About 6 months on... Friend B, new to group, comes back from a weekend away, lovely hotel, spa, food and a seaside walk... Friend A looks at the piccies, looks it up online and muses about the chances of her DH springing for such a weekend... just as I say, very loudly, "Oh, Friend A that's the hotel you went to in May, it must be lovely if you both recommend it"

Cue silence... and embarrassed looks. Friend A has been the object of a few muttered conversations and it seems the consensus is that she really is a complete fantasist!

Maybe you could engineer a similar, accidental blurt smile

SantasBassoon Sat 13-Dec-14 16:46:05

I need examples of the lies before I can offer an opinion.

Pancakeflipper Sat 13-Dec-14 16:46:27

I think you have to let them dig their own grave unless it deeply involves you.

The more they do it, the more others will realise.
If you question her now you could turn into the bad guy.

Perhaps they feel they need to impress and may calm down..

JingleAllTheWayHoHo Sat 13-Dec-14 16:47:04

I don't know. I've known a few liars in my life and it just really annoys me. Don't get me wrong, I've told a few little white lies myself and probably do on a daily basis, but I think (I have no proof) she's lying about things and then I have mutual friends phoning me saying "have you heard about xxx? Isn't it awful?" and I've had to agree and make shocked noises all the while I think she's making it up.

madsadbad Sat 13-Dec-14 16:49:28

Only one person, I have know them for 26 years and I just say why are you lying or that's not what you said before- I think its a confidence thing with them rather than any sinister reasons- so do also remind them they have no need to lie to me.

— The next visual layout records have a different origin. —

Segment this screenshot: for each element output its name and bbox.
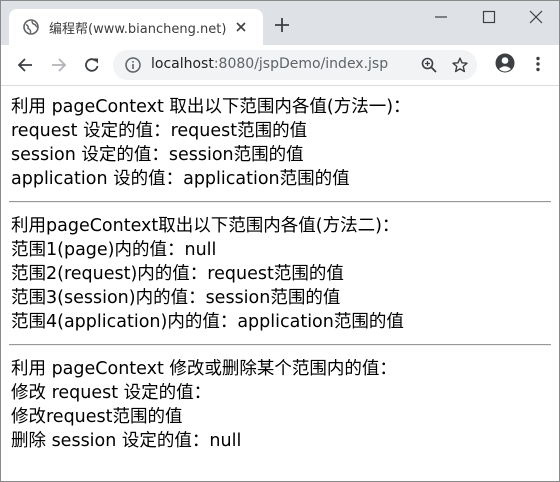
page-content: 利用 pageContext 取出以下范围内各值(方法一)： request 设… — [1, 86, 559, 481]
section3-heading: 利用 pageContext 修改或删除某个范围内的值： — [11, 359, 397, 379]
toolbar: localhost:8080/jspDemo/index.jsp — [1, 45, 559, 86]
section1-heading: 利用 pageContext 取出以下范围内各值(方法一)： — [11, 97, 411, 117]
back-icon[interactable] — [17, 57, 33, 73]
section2-line: 范围1(page)内的值：null — [11, 240, 217, 260]
section2-line: 范围3(session)内的值：session范围的值 — [11, 288, 341, 308]
divider — [9, 201, 551, 203]
section3-line: 删除 session 设定的值：null — [11, 431, 242, 451]
divider — [9, 344, 551, 346]
section2-line: 范围2(request)内的值：request范围的值 — [11, 264, 344, 284]
tab-active[interactable]: 编程帮(www.biancheng.net) — [9, 9, 263, 45]
forward-icon[interactable] — [51, 57, 67, 73]
section3-line: 修改 request 设定的值： — [11, 383, 212, 403]
bookmark-star-icon[interactable] — [452, 57, 468, 73]
globe-icon — [23, 19, 39, 35]
section1-line: session 设定的值：session范围的值 — [11, 145, 304, 165]
close-window-icon[interactable] — [529, 10, 543, 24]
zoom-icon[interactable] — [421, 57, 437, 73]
url-host: localhost — [151, 56, 214, 72]
reload-icon[interactable] — [84, 57, 100, 73]
tab-strip: 编程帮(www.biancheng.net) — [1, 1, 559, 45]
section3-line: 修改request范围的值 — [11, 407, 183, 427]
new-tab-icon[interactable] — [274, 17, 290, 33]
kebab-menu-icon[interactable] — [531, 56, 545, 72]
tab-title: 编程帮(www.biancheng.net) — [49, 22, 227, 37]
site-info-icon[interactable] — [125, 57, 141, 73]
section2-heading: 利用pageContext取出以下范围内各值(方法二)： — [11, 216, 400, 236]
url-path: :8080/jspDemo/index.jsp — [213, 56, 389, 72]
section1-line: application 设的值：application范围的值 — [11, 169, 350, 189]
section2-line: 范围4(application)内的值：application范围的值 — [11, 312, 404, 332]
url-text: localhost:8080/jspDemo/index.jsp — [151, 56, 388, 72]
browser-window: 编程帮(www.biancheng.net) localhost:8080/js… — [0, 0, 560, 482]
address-bar[interactable]: localhost:8080/jspDemo/index.jsp — [113, 50, 477, 80]
profile-avatar-icon[interactable] — [495, 53, 515, 73]
close-tab-icon[interactable] — [233, 19, 249, 35]
section1-line: request 设定的值：request范围的值 — [11, 121, 308, 141]
minimize-icon[interactable] — [434, 10, 448, 24]
maximize-icon[interactable] — [482, 10, 496, 24]
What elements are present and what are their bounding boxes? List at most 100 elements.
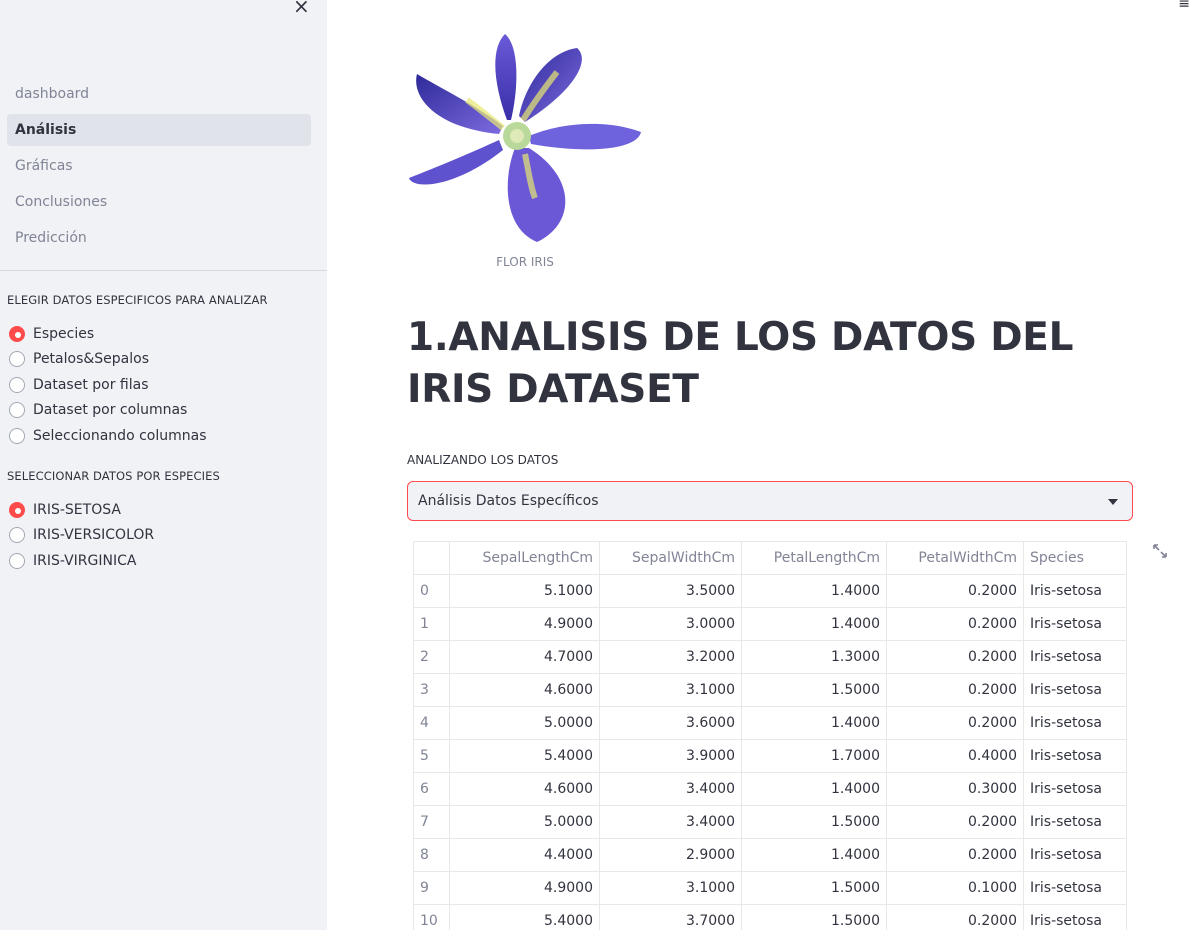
table-row: 0 5.1000 3.5000 1.4000 0.2000 Iris-setosa (413, 574, 1127, 608)
radio-dataset-filas[interactable]: Dataset por filas (9, 372, 207, 398)
table-cell: 5.4000 (449, 739, 600, 773)
radio-checked-icon (9, 501, 25, 518)
table-cell: 5.4000 (449, 904, 600, 930)
table-cell: 1.4000 (741, 574, 887, 608)
table-cell: 3.6000 (599, 706, 742, 740)
table-row: 10 5.4000 3.7000 1.5000 0.2000 Iris-setosa (413, 904, 1127, 930)
radio-label: Dataset por filas (33, 376, 149, 393)
table-row: 4 5.0000 3.6000 1.4000 0.2000 Iris-setosa (413, 706, 1127, 740)
row-index: 1 (413, 607, 450, 641)
column-header[interactable]: SepalLengthCm (449, 541, 600, 575)
table-cell: 5.0000 (449, 805, 600, 839)
nav-item-graficas[interactable]: Gráficas (7, 150, 311, 182)
table-row: 8 4.4000 2.9000 1.4000 0.2000 Iris-setosa (413, 838, 1127, 872)
radio-label: Especies (33, 325, 95, 342)
radio-label: IRIS-SETOSA (33, 501, 121, 518)
row-index: 10 (413, 904, 450, 930)
radio-petalos-sepalos[interactable]: Petalos&Sepalos (9, 347, 207, 373)
radio-label: Petalos&Sepalos (33, 351, 150, 368)
row-index: 7 (413, 805, 450, 839)
table-cell: 0.4000 (886, 739, 1024, 773)
hamburger-menu-icon[interactable]: ≡ (1178, 0, 1190, 12)
row-index: 2 (413, 640, 450, 674)
table-cell: 3.0000 (599, 607, 742, 641)
nav-item-analisis[interactable]: Análisis (7, 114, 311, 146)
radio-iris-setosa[interactable]: IRIS-SETOSA (9, 497, 154, 523)
column-header[interactable]: PetalWidthCm (886, 541, 1024, 575)
radio-label: Dataset por columnas (33, 402, 188, 419)
table-cell: 1.5000 (741, 673, 887, 707)
table-cell: 1.4000 (741, 706, 887, 740)
sidebar-divider (0, 270, 327, 271)
table-cell: 3.1000 (599, 871, 742, 905)
table-cell: 0.1000 (886, 871, 1024, 905)
table-cell: 4.6000 (449, 673, 600, 707)
table-cell: 4.7000 (449, 640, 600, 674)
table-cell: 1.4000 (741, 772, 887, 806)
chevron-down-icon (1108, 499, 1118, 505)
radio-seleccionando-columnas[interactable]: Seleccionando columnas (9, 423, 207, 449)
row-index: 0 (413, 574, 450, 608)
table-cell: 4.4000 (449, 838, 600, 872)
table-cell: Iris-setosa (1023, 574, 1127, 608)
table-cell: 0.2000 (886, 640, 1024, 674)
table-cell: 1.7000 (741, 739, 887, 773)
analysis-select[interactable]: Análisis Datos Específicos (407, 481, 1133, 521)
column-header[interactable]: PetalLengthCm (741, 541, 887, 575)
radio-label: IRIS-VIRGINICA (33, 552, 137, 569)
radio-unchecked-icon (9, 527, 25, 544)
species-options-label: SELECCIONAR DATOS POR ESPECIES (7, 469, 220, 483)
radio-iris-virginica[interactable]: IRIS-VIRGINICA (9, 548, 154, 574)
radio-unchecked-icon (9, 376, 25, 393)
sidebar: × dashboard Análisis Gráficas Conclusion… (0, 0, 327, 930)
radio-checked-icon (9, 325, 25, 342)
table-cell: 0.2000 (886, 838, 1024, 872)
table-row: 6 4.6000 3.4000 1.4000 0.3000 Iris-setosa (413, 772, 1127, 806)
column-header[interactable]: Species (1023, 541, 1127, 575)
iris-flower-image (409, 34, 641, 242)
nav-item-conclusiones[interactable]: Conclusiones (7, 186, 311, 218)
radio-unchecked-icon (9, 552, 25, 569)
table-cell: 3.7000 (599, 904, 742, 930)
table-cell: 0.2000 (886, 904, 1024, 930)
analysis-options-radio-group: Especies Petalos&Sepalos Dataset por fil… (9, 321, 207, 449)
image-caption: FLOR IRIS (496, 255, 554, 269)
row-index: 5 (413, 739, 450, 773)
table-cell: 5.0000 (449, 706, 600, 740)
table-header-row: SepalLengthCm SepalWidthCm PetalLengthCm… (413, 541, 1127, 575)
nav-item-dashboard[interactable]: dashboard (7, 78, 311, 110)
table-cell: 0.3000 (886, 772, 1024, 806)
select-label: ANALIZANDO LOS DATOS (407, 453, 559, 467)
close-sidebar-icon[interactable]: × (293, 0, 310, 16)
radio-unchecked-icon (9, 351, 25, 368)
row-index: 9 (413, 871, 450, 905)
table-row: 3 4.6000 3.1000 1.5000 0.2000 Iris-setosa (413, 673, 1127, 707)
nav-item-prediccion[interactable]: Predicción (7, 222, 311, 254)
table-cell: 2.9000 (599, 838, 742, 872)
radio-unchecked-icon (9, 427, 25, 444)
table-cell: 3.9000 (599, 739, 742, 773)
table-cell: 0.2000 (886, 706, 1024, 740)
radio-dataset-columnas[interactable]: Dataset por columnas (9, 398, 207, 424)
table-cell: 4.9000 (449, 871, 600, 905)
table-row: 7 5.0000 3.4000 1.5000 0.2000 Iris-setosa (413, 805, 1127, 839)
data-table[interactable]: SepalLengthCm SepalWidthCm PetalLengthCm… (413, 541, 1127, 930)
column-header-index[interactable] (413, 541, 450, 575)
radio-especies[interactable]: Especies (9, 321, 207, 347)
fullscreen-expand-icon[interactable] (1152, 543, 1168, 559)
table-cell: 3.1000 (599, 673, 742, 707)
analysis-options-label: ELEGIR DATOS ESPECIFICOS PARA ANALIZAR (7, 293, 268, 307)
table-cell: 3.2000 (599, 640, 742, 674)
table-cell: 3.4000 (599, 805, 742, 839)
table-cell: 1.4000 (741, 607, 887, 641)
radio-iris-versicolor[interactable]: IRIS-VERSICOLOR (9, 523, 154, 549)
table-cell: 0.2000 (886, 805, 1024, 839)
column-header[interactable]: SepalWidthCm (599, 541, 742, 575)
radio-label: Seleccionando columnas (33, 427, 207, 444)
row-index: 6 (413, 772, 450, 806)
table-cell: 4.9000 (449, 607, 600, 641)
row-index: 4 (413, 706, 450, 740)
row-index: 3 (413, 673, 450, 707)
table-cell: Iris-setosa (1023, 772, 1127, 806)
radio-unchecked-icon (9, 402, 25, 419)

TheBatteriesHaveRunOut Sat 13-Dec-14 17:35:48

I have known bullshitters.

These things you suspect she's lying about - might they also occur in a Jackie Collins novel or on Jeremy Kyle? Are they often awful things? Are they always dramatic? Are they things that happened/are happening to her (and are terrible/stressful etc) or does often she end up victorious in the face of adversity/get one over on someone else? Do you feel she gets a thrill from telling people - does her face light up or does she sort of over-do the trauma? Is the end result that she gets sympathy, extra kindness/allowances, does she receive anything materially - flowers, gifts, lifts, loans, someone else chipping in on her behalf? Is the end result she gets a lot of attention?

These are some of the traits of the bullshitters I've known. I must attract them. These days I say things like 'Oh dear, how awful for you, that's just dreadful isn't it' and disengage.

I think if you call her on it, and she's a bullshitter, things could get nasty. So I think I would tread carefully and not get too involved.

CocobearSqueeze Sat 13-Dec-14 17:56:02

Yes I know a compulsive liar - very very close family member. The worst thing about it is that she will say something then exactly moments later she says the opposite .... Then I question her, I'm sure you just said .... ? She will deny it and even swear on a grave!
She does it all the time! Even at times when there's no reason to lie - you'll ask something simple like "how's Anna", she'll say it's been a while since they spoke but Anna will call you telling you they were chatting etc...

It's frustrating - I just choose not to be involved in any capacity. I just say hello and that's it. I can't stand being lied to.